William Oliver is not buried in the cemetery, but his death, in the airship R 38, on August 24, 1921, was recorded on the headstone of plot B2 62 (Anglican) .
The R 38 was an early prototype of airship, the most famous of which was the R101. It was based at Howden Aerodrome in Yorkshire and, when the tragedy happened, was on a test flight before being flown to America. Among the 51 crew on board were a number of Americans. As it flew over Hull just before 6 o’clock on Wednesday 24th August 1921, two explosions shook the town, and at first the R38 seemed to dive straight towards the crowds in the streets. Fortunately the commander managed to divert the burning airship away from the buildings , and it fell into the Humber in two pieces, part of it on a sandbank. There were 5 survivors who escaped by parachute, three bodies were recovered and 43 people were missing.

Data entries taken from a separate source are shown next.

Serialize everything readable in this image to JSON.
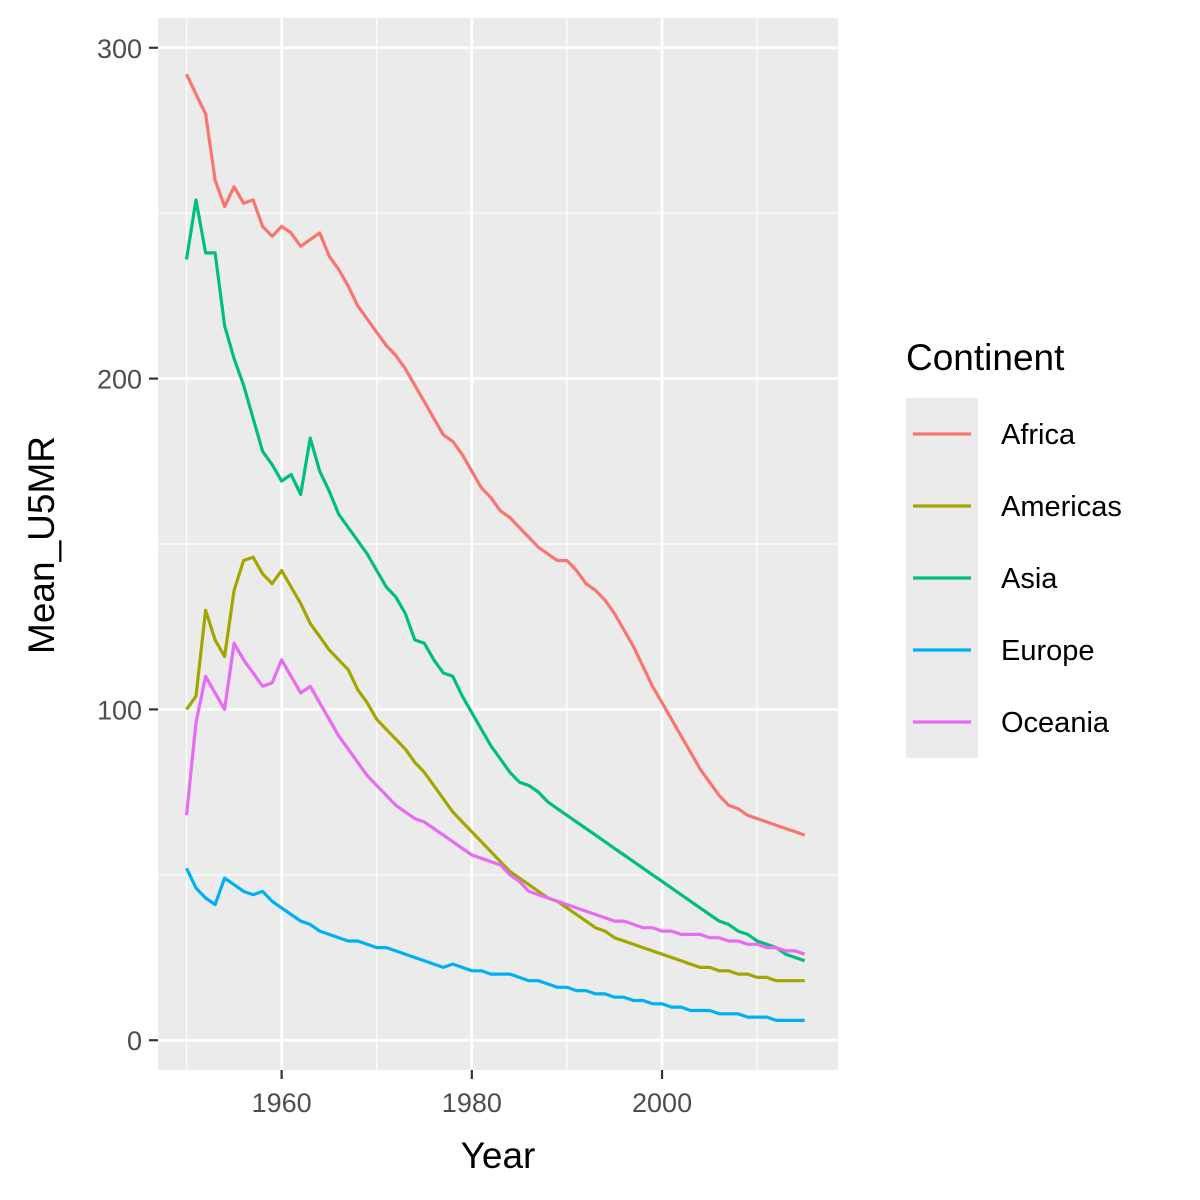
{
  "chart_data": {
    "type": "line",
    "title": "",
    "xlabel": "Year",
    "ylabel": "Mean_U5MR",
    "xlim": [
      1947,
      2018.5
    ],
    "ylim": [
      -9,
      309
    ],
    "x_ticks": [
      1960,
      1980,
      2000
    ],
    "y_ticks": [
      0,
      100,
      200,
      300
    ],
    "x_tick_labels": [
      "1960",
      "1980",
      "2000"
    ],
    "y_tick_labels": [
      "0",
      "100",
      "200",
      "300"
    ],
    "grid": true,
    "legend": {
      "title": "Continent",
      "placement": "right"
    },
    "series": [
      {
        "name": "Africa",
        "color": "#F8766D",
        "x": [
          1950,
          1951,
          1952,
          1953,
          1954,
          1955,
          1956,
          1957,
          1958,
          1959,
          1960,
          1961,
          1962,
          1963,
          1964,
          1965,
          1966,
          1967,
          1968,
          1969,
          1970,
          1971,
          1972,
          1973,
          1974,
          1975,
          1976,
          1977,
          1978,
          1979,
          1980,
          1981,
          1982,
          1983,
          1984,
          1985,
          1986,
          1987,
          1988,
          1989,
          1990,
          1991,
          1992,
          1993,
          1994,
          1995,
          1996,
          1997,
          1998,
          1999,
          2000,
          2001,
          2002,
          2003,
          2004,
          2005,
          2006,
          2007,
          2008,
          2009,
          2010,
          2011,
          2012,
          2013,
          2014,
          2015
        ],
        "y": [
          292,
          286,
          280,
          260,
          252,
          258,
          253,
          254,
          246,
          243,
          246,
          244,
          240,
          242,
          244,
          237,
          233,
          228,
          222,
          218,
          214,
          210,
          207,
          203,
          198,
          193,
          188,
          183,
          181,
          177,
          172,
          167,
          164,
          160,
          158,
          155,
          152,
          149,
          147,
          145,
          145,
          142,
          138,
          136,
          133,
          129,
          124,
          119,
          113,
          107,
          102,
          97,
          92,
          87,
          82,
          78,
          74,
          71,
          70,
          68,
          67,
          66,
          65,
          64,
          63,
          62
        ]
      },
      {
        "name": "Americas",
        "color": "#A3A500",
        "x": [
          1950,
          1951,
          1952,
          1953,
          1954,
          1955,
          1956,
          1957,
          1958,
          1959,
          1960,
          1961,
          1962,
          1963,
          1964,
          1965,
          1966,
          1967,
          1968,
          1969,
          1970,
          1971,
          1972,
          1973,
          1974,
          1975,
          1976,
          1977,
          1978,
          1979,
          1980,
          1981,
          1982,
          1983,
          1984,
          1985,
          1986,
          1987,
          1988,
          1989,
          1990,
          1991,
          1992,
          1993,
          1994,
          1995,
          1996,
          1997,
          1998,
          1999,
          2000,
          2001,
          2002,
          2003,
          2004,
          2005,
          2006,
          2007,
          2008,
          2009,
          2010,
          2011,
          2012,
          2013,
          2014,
          2015
        ],
        "y": [
          100,
          104,
          130,
          121,
          116,
          136,
          145,
          146,
          141,
          138,
          142,
          137,
          132,
          126,
          122,
          118,
          115,
          112,
          106,
          102,
          97,
          94,
          91,
          88,
          84,
          81,
          77,
          73,
          69,
          66,
          63,
          60,
          57,
          54,
          51,
          49,
          47,
          45,
          43,
          42,
          40,
          38,
          36,
          34,
          33,
          31,
          30,
          29,
          28,
          27,
          26,
          25,
          24,
          23,
          22,
          22,
          21,
          21,
          20,
          20,
          19,
          19,
          18,
          18,
          18,
          18
        ]
      },
      {
        "name": "Asia",
        "color": "#00BF7D",
        "x": [
          1950,
          1951,
          1952,
          1953,
          1954,
          1955,
          1956,
          1957,
          1958,
          1959,
          1960,
          1961,
          1962,
          1963,
          1964,
          1965,
          1966,
          1967,
          1968,
          1969,
          1970,
          1971,
          1972,
          1973,
          1974,
          1975,
          1976,
          1977,
          1978,
          1979,
          1980,
          1981,
          1982,
          1983,
          1984,
          1985,
          1986,
          1987,
          1988,
          1989,
          1990,
          1991,
          1992,
          1993,
          1994,
          1995,
          1996,
          1997,
          1998,
          1999,
          2000,
          2001,
          2002,
          2003,
          2004,
          2005,
          2006,
          2007,
          2008,
          2009,
          2010,
          2011,
          2012,
          2013,
          2014,
          2015
        ],
        "y": [
          236,
          254,
          238,
          238,
          216,
          206,
          198,
          188,
          178,
          174,
          169,
          171,
          165,
          182,
          172,
          166,
          159,
          155,
          151,
          147,
          142,
          137,
          134,
          129,
          121,
          120,
          115,
          111,
          110,
          104,
          99,
          94,
          89,
          85,
          81,
          78,
          77,
          75,
          72,
          70,
          68,
          66,
          64,
          62,
          60,
          58,
          56,
          54,
          52,
          50,
          48,
          46,
          44,
          42,
          40,
          38,
          36,
          35,
          33,
          32,
          30,
          29,
          28,
          26,
          25,
          24
        ]
      },
      {
        "name": "Europe",
        "color": "#00B0F6",
        "x": [
          1950,
          1951,
          1952,
          1953,
          1954,
          1955,
          1956,
          1957,
          1958,
          1959,
          1960,
          1961,
          1962,
          1963,
          1964,
          1965,
          1966,
          1967,
          1968,
          1969,
          1970,
          1971,
          1972,
          1973,
          1974,
          1975,
          1976,
          1977,
          1978,
          1979,
          1980,
          1981,
          1982,
          1983,
          1984,
          1985,
          1986,
          1987,
          1988,
          1989,
          1990,
          1991,
          1992,
          1993,
          1994,
          1995,
          1996,
          1997,
          1998,
          1999,
          2000,
          2001,
          2002,
          2003,
          2004,
          2005,
          2006,
          2007,
          2008,
          2009,
          2010,
          2011,
          2012,
          2013,
          2014,
          2015
        ],
        "y": [
          52,
          46,
          43,
          41,
          49,
          47,
          45,
          44,
          45,
          42,
          40,
          38,
          36,
          35,
          33,
          32,
          31,
          30,
          30,
          29,
          28,
          28,
          27,
          26,
          25,
          24,
          23,
          22,
          23,
          22,
          21,
          21,
          20,
          20,
          20,
          19,
          18,
          18,
          17,
          16,
          16,
          15,
          15,
          14,
          14,
          13,
          13,
          12,
          12,
          11,
          11,
          10,
          10,
          9,
          9,
          9,
          8,
          8,
          8,
          7,
          7,
          7,
          6,
          6,
          6,
          6
        ]
      },
      {
        "name": "Oceania",
        "color": "#E76BF3",
        "x": [
          1950,
          1951,
          1952,
          1953,
          1954,
          1955,
          1956,
          1957,
          1958,
          1959,
          1960,
          1961,
          1962,
          1963,
          1964,
          1965,
          1966,
          1967,
          1968,
          1969,
          1970,
          1971,
          1972,
          1973,
          1974,
          1975,
          1976,
          1977,
          1978,
          1979,
          1980,
          1981,
          1982,
          1983,
          1984,
          1985,
          1986,
          1987,
          1988,
          1989,
          1990,
          1991,
          1992,
          1993,
          1994,
          1995,
          1996,
          1997,
          1998,
          1999,
          2000,
          2001,
          2002,
          2003,
          2004,
          2005,
          2006,
          2007,
          2008,
          2009,
          2010,
          2011,
          2012,
          2013,
          2014,
          2015
        ],
        "y": [
          68,
          96,
          110,
          105,
          100,
          120,
          115,
          111,
          107,
          108,
          115,
          110,
          105,
          107,
          102,
          97,
          92,
          88,
          84,
          80,
          77,
          74,
          71,
          69,
          67,
          66,
          64,
          62,
          60,
          58,
          56,
          55,
          54,
          53,
          50,
          48,
          45,
          44,
          43,
          42,
          41,
          40,
          39,
          38,
          37,
          36,
          36,
          35,
          34,
          34,
          33,
          33,
          32,
          32,
          32,
          31,
          31,
          30,
          30,
          29,
          29,
          28,
          28,
          27,
          27,
          26
        ]
      }
    ]
  }
}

William Oliver was among the missing. His duties lay in the ‘petrol department’. He had joined the Royal Flying Corps (later the RAF) in 1915 and had served in France during the First World War, achieving the rank of Leading Aircraftman. After the war he elected to stay in the RAF and was appointed to work on the R38. He and his parents and eight siblings grew up at 32 Steade Road but William lived at 160 Shirebrook Road. He was 29 years old and left a wife and three children.